In each of the following replace * by a digit so that the number formed is divisible by 11:

(i) 8*9484

(ii) 9*53762

A number is divisible by 11 if the difference between the sum of digits at odd places (from ones) and the sum of digits at even places (from tens) is either 0 or divisible by 11.

(i) 8*9484

Digits from right: 4, 8, 4, 9, *, 8.

Sum of digits at odd places (from right) = 4 + 4 + * = 8 + *.

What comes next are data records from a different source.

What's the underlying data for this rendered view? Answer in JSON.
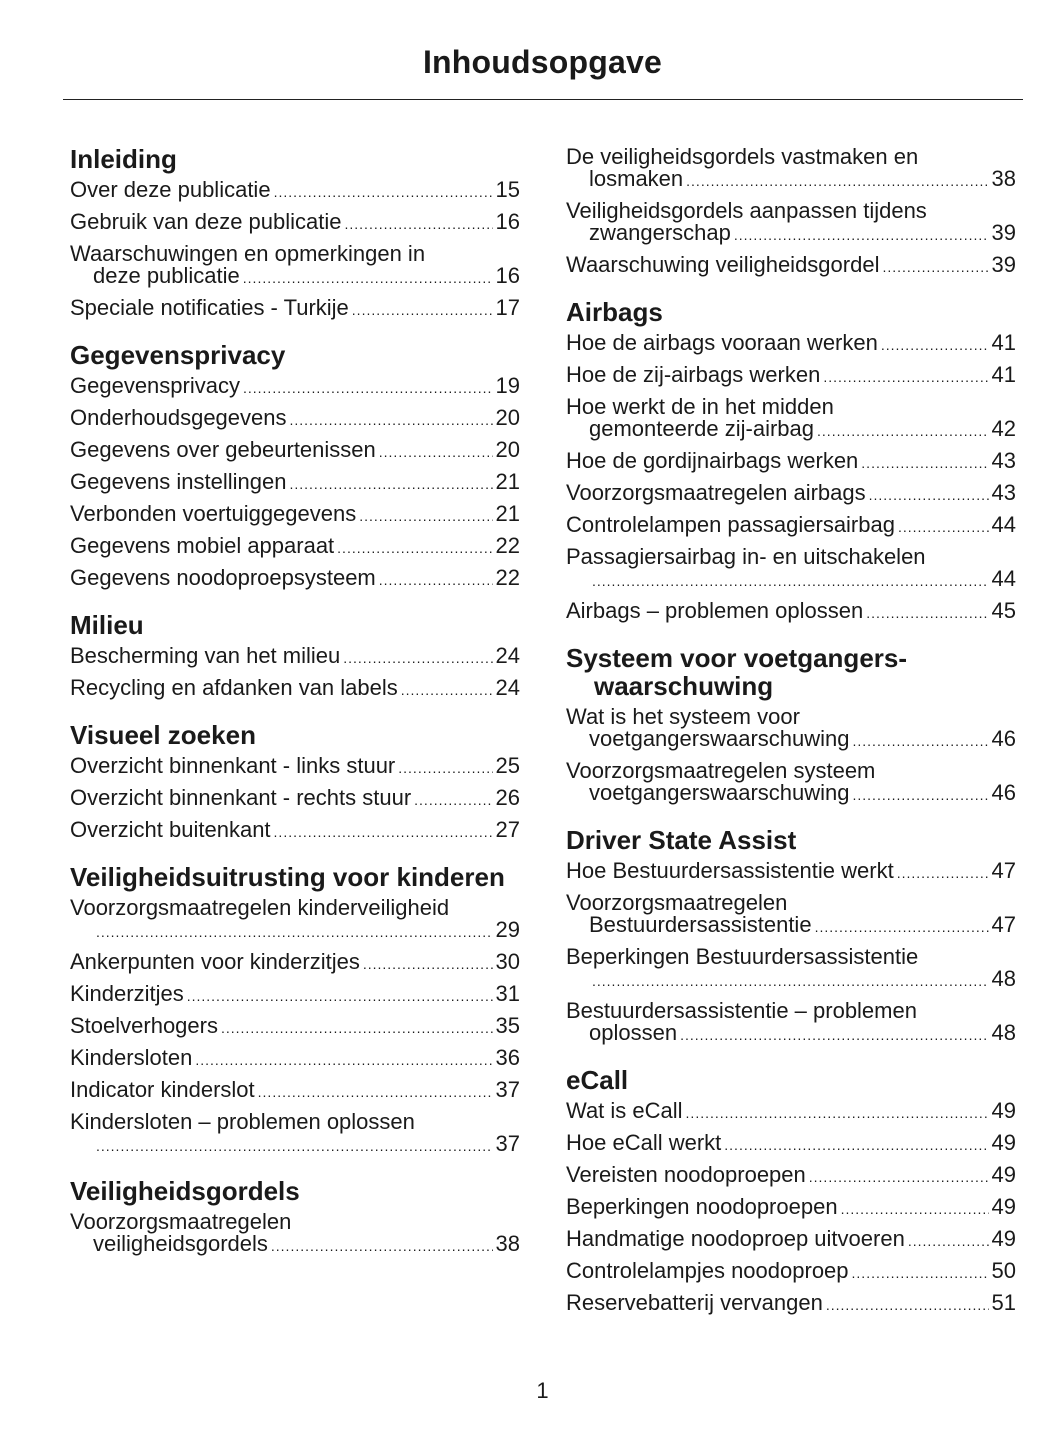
{
  "title": "Inhoudsopgave",
  "page_number": "1",
  "columns": [
    [
      {
        "heading": "Inleiding",
        "entries": [
          {
            "text": "Over deze publicatie",
            "page": "15"
          },
          {
            "text": "Gebruik van deze publicatie",
            "page": "16"
          },
          {
            "text": "Waarschuwingen en opmerkingen in",
            "text2": "deze publicatie",
            "page": "16"
          },
          {
            "text": "Speciale notificaties - Turkije",
            "page": "17"
          }
        ]
      },
      {
        "heading": "Gegevensprivacy",
        "entries": [
          {
            "text": "Gegevensprivacy",
            "page": "19"
          },
          {
            "text": "Onderhoudsgegevens",
            "page": "20"
          },
          {
            "text": "Gegevens over gebeurtenissen",
            "page": "20"
          },
          {
            "text": "Gegevens instellingen",
            "page": "21"
          },
          {
            "text": "Verbonden voertuiggegevens",
            "page": "21"
          },
          {
            "text": "Gegevens mobiel apparaat",
            "page": "22"
          },
          {
            "text": "Gegevens noodoproepsysteem",
            "page": "22"
          }
        ]
      },
      {
        "heading": "Milieu",
        "entries": [
          {
            "text": "Bescherming van het milieu",
            "page": "24"
          },
          {
            "text": "Recycling en afdanken van labels",
            "page": "24"
          }
        ]
      },
      {
        "heading": "Visueel zoeken",
        "entries": [
          {
            "text": "Overzicht binnenkant - links stuur",
            "page": "25"
          },
          {
            "text": "Overzicht binnenkant - rechts stuur",
            "page": "26"
          },
          {
            "text": "Overzicht buitenkant",
            "page": "27"
          }
        ]
      },
      {
        "heading": "Veiligheidsuitrusting voor kinderen",
        "entries": [
          {
            "text": "Voorzorgsmaatregelen kinderveiligheid",
            "text2": "",
            "page": "29"
          },
          {
            "text": "Ankerpunten voor kinderzitjes",
            "page": "30"
          },
          {
            "text": "Kinderzitjes",
            "page": "31"
          },
          {
            "text": "Stoelverhogers",
            "page": "35"
          },
          {
            "text": "Kindersloten",
            "page": "36"
          },
          {
            "text": "Indicator kinderslot",
            "page": "37"
          },
          {
            "text": "Kindersloten – problemen oplossen",
            "text2": "",
            "page": "37"
          }
        ]
      },
      {
        "heading": "Veiligheidsgordels",
        "entries": [
          {
            "text": "Voorzorgsmaatregelen",
            "text2": "veiligheidsgordels",
            "page": "38"
          }
        ]
      }
    ],
    [
      {
        "heading": "",
        "entries": [
          {
            "text": "De veiligheidsgordels vastmaken en",
            "text2": "losmaken",
            "page": "38"
          },
          {
            "text": "Veiligheidsgordels aanpassen tijdens",
            "text2": "zwangerschap",
            "page": "39"
          },
          {
            "text": "Waarschuwing veiligheidsgordel",
            "page": "39"
          }
        ]
      },
      {
        "heading": "Airbags",
        "entries": [
          {
            "text": "Hoe de airbags vooraan werken",
            "page": "41"
          },
          {
            "text": "Hoe de zij-airbags werken",
            "page": "41"
          },
          {
            "text": "Hoe werkt de in het midden",
            "text2": "gemonteerde zij-airbag",
            "page": "42"
          },
          {
            "text": "Hoe de gordijnairbags werken",
            "page": "43"
          },
          {
            "text": "Voorzorgsmaatregelen airbags",
            "page": "43"
          },
          {
            "text": "Controlelampen passagiersairbag",
            "page": "44"
          },
          {
            "text": "Passagiersairbag in- en uitschakelen",
            "text2": "",
            "page": "44"
          },
          {
            "text": "Airbags – problemen oplossen",
            "page": "45"
          }
        ]
      },
      {
        "heading": "Systeem voor voetgangers-waarschuwing",
        "entries": [
          {
            "text": "Wat is het systeem voor",
            "text2": "voetgangerswaarschuwing",
            "page": "46"
          },
          {
            "text": "Voorzorgsmaatregelen systeem",
            "text2": "voetgangerswaarschuwing",
            "page": "46"
          }
        ]
      },
      {
        "heading": "Driver State Assist",
        "entries": [
          {
            "text": "Hoe Bestuurdersassistentie werkt",
            "page": "47"
          },
          {
            "text": "Voorzorgsmaatregelen",
            "text2": "Bestuurdersassistentie",
            "page": "47"
          },
          {
            "text": "Beperkingen Bestuurdersassistentie",
            "text2": "",
            "page": "48"
          },
          {
            "text": "Bestuurdersassistentie – problemen",
            "text2": "oplossen",
            "page": "48"
          }
        ]
      },
      {
        "heading": "eCall",
        "entries": [
          {
            "text": "Wat is eCall",
            "page": "49"
          },
          {
            "text": "Hoe eCall werkt",
            "page": "49"
          },
          {
            "text": "Vereisten noodoproepen",
            "page": "49"
          },
          {
            "text": "Beperkingen noodoproepen",
            "page": "49"
          },
          {
            "text": "Handmatige noodoproep uitvoeren",
            "page": "49"
          },
          {
            "text": "Controlelampjes noodoproep",
            "page": "50"
          },
          {
            "text": "Reservebatterij vervangen",
            "page": "51"
          }
        ]
      }
    ]
  ]
}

Sum of digits at even places (from right) = 8 + 9 + 8 = 25.

Difference = 25 − (8 + *) = 17 − *.

For divisibility by 11, 17 − * = 0 (impossible) or 17 − * = 11 ⇒ * = 6.

Hence, * should be replaced by 6. The number formed is 869484.

(ii) 9*53762

Digits from right: 2, 6, 7, 3, 5, *, 9.

Sum of digits at odd places (from right) = 2 + 7 + 5 + 9 = 23.

Sum of digits at even places (from right) = 6 + 3 + * = 9 + *.

Difference = 23 − (9 + *) = 14 − *.

For divisibility by 11, 14 − * = 0 (impossible) or 14 − * = 11 ⇒ * = 3.

Hence, * should be replaced by 3. The number formed is 9353762.